ハイヒールの音が聞こえる。そう言えば、調べ始めてからそれなりに時間が経ったようにも思える。
ガス燈を下げて、見回りにきた女性の地下書庫員が、ナンバー665に気がついた。
「あの、そろそろ閉庫時間ですので」
「ああ……」
全身を黒の夜外套で覆ったナンバー665を、書庫員は不審な眼で見つめた。
唯一、見える顔の半分はタトゥーで占められ、その目は暗く虚ろだ。
色の抜けた髪の毛に端正で整った顔を包帯で覆っている。唯一、表情の読み取れる右側には片眼鏡をかけている。
キュレーターに許される入庫証を持ってはいるが、閉庫まで滞在するその男が気にかかっていたのだ。
ナンバー665は書庫員が立ち去るハイヒールの音を気にかけることもなく、ページをめくる。

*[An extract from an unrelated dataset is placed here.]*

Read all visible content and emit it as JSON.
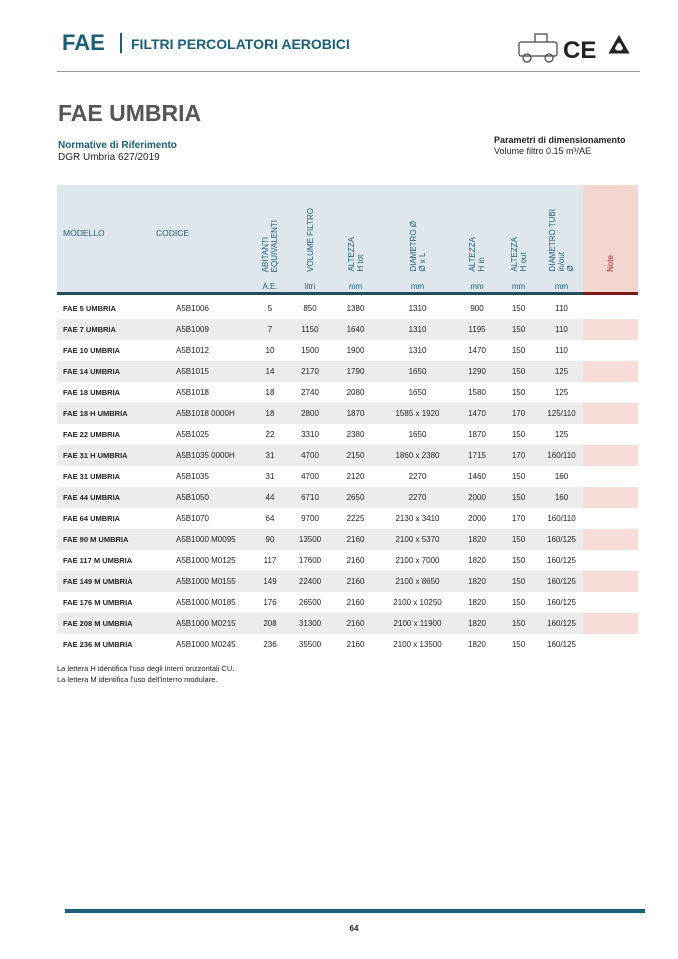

やがて、ルナティストの模倣作品に共通点を見出した。ほぼすべてが、一八世紀末から一九世紀のロンドンを題材にしている。そのキャンパスの隅に、ほんの小さなガラスケースが描かれていた。縮小印刷では見落としてしまうほどの、ガラスケース。
「テラリウム……これか」
別称ウォーディアンケース。
植物をガラスケースに入れて鑑賞用に邸宅に並べる。これが当時のイギリスで大流行し、絵画の寓意として用いられることも多い。しかも中身には羊歯植物が好まれていた。その紋様が、羊歯狂いの筆致と恐ろしく似ている。
現存する羊歯狂いの作品はナンバー665の肌に描かれているものだけ。キュレーターでさえも、その作品を一度も見たこともない者がいる。
その贋作としての精巧さから、フェイクポップは少なくとも羊歯狂いの作品を何度か見ていることは間違いないだろう。
しかもこの描き方。まるで羊歯狂いを知っているという顕示欲を隠しきれていないようにも捉えられる。小さな手がかりだが、現時点で羊歯狂いの足取りはまったくつかめていない。賭けてみるのも手だ。
ナンバー665は羊歯のタトゥーに彩られた口元に、ほんのわずかな笑みを讃えて、作品集を書架に戻した。